Where Next for the Next-Gen Course (and Software Carpentry)?
This post originally appeared on the Software Carpentry website.
Titus Brown's next-generation sequencing course has been a great success: so great, in fact, that he's overwhelmed with applications for this year's run. That has made him think aloud (or rather, ablog) about where to take the course next. His options include:
- Maintain the status quo (but the effort/reward ratio for him isn't sustainable).
- Run it for pay (which would put it out of reach for most learners).
- Flip the course, using videos for training and live sessions for tutorials (see below for discussion).
- Franchise, i.e., train other people to deliver the course wherever they are (see below as well).
- Merge with Software Carpentry.
I'm all in favor of the last option: I would really like to see Software Carpentry become a hub through which other people offer, find, and/or run "software for scientists" training (both live and online). In practice, this would mean:
- We handle advertising, signup, and other administrative and technical tasks (like getting web conferencing to work—why is this still so hard in the 21st Century?).
- We match instructors with groups of learners.
- We help train new instructors by pairing them with people who've already taught material before they have to fly solo. (We're doing this right now, and we'll know in six months how well it works.)
- We coordinate assessment, both so that we can improve what we're doing, and so that we can show potential funders what impact we're having.
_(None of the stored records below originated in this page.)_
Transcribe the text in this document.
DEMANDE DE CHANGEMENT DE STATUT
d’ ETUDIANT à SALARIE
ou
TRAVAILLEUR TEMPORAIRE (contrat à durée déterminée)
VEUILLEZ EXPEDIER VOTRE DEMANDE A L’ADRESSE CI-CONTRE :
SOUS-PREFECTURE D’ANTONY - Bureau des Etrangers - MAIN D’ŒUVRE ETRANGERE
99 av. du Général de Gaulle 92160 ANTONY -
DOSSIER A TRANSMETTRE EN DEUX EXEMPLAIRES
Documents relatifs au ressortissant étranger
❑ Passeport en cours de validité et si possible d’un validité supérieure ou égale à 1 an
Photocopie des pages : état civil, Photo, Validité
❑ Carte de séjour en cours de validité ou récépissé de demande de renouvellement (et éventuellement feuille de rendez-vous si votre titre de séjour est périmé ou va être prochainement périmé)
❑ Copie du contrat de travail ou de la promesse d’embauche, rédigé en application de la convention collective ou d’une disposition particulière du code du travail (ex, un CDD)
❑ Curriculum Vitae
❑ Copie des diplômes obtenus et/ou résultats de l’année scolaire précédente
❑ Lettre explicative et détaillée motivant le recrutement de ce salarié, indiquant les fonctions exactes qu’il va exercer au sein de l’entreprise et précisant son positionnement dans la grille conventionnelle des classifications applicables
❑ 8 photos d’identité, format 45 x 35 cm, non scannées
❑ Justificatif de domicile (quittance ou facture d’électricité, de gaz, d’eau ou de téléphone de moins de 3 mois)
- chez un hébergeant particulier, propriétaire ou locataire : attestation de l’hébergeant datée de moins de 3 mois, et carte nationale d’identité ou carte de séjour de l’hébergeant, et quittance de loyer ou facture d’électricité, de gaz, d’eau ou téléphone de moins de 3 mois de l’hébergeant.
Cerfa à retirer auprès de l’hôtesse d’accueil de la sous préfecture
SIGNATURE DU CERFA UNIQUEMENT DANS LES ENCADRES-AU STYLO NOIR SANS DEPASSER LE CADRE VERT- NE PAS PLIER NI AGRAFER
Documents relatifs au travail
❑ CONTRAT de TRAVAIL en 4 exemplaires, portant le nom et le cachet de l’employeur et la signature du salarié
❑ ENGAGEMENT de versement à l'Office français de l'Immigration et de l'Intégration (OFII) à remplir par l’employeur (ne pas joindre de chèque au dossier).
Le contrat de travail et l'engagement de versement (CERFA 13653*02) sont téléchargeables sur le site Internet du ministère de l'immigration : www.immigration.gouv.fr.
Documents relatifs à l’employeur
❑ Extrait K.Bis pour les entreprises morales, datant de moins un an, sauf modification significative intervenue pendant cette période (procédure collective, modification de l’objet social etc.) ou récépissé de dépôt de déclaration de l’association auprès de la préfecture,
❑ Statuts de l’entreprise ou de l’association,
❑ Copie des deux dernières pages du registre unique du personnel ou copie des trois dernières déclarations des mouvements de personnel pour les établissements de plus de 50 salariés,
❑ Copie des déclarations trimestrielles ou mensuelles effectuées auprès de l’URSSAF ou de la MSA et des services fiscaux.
What do you think? Are you teaching something that we could fold into a larger effort? Would you be interested in helping to teach if we were handling the organizational details, and it was a chance to learn content and method from a more experienced instructor?
And most importantly (at least for me, right now), do you have any thoughts about how we could better organize the collaborative elements of this? As many people have found in the past (and are now rediscovering), canned notes and recorded lectures are a lot less effective than peer-to-peer learning, which is inherently social. I think our experiments running online tutorials using desktop sharing work as well as they do because learners can hear and respond to each other's questions: instead of being one-to-many, it's many-to-many (albeit with a long tail distribution—I admit I do most of the talking). What if anything could we do to make more of that happen? What have you actually used that worked well?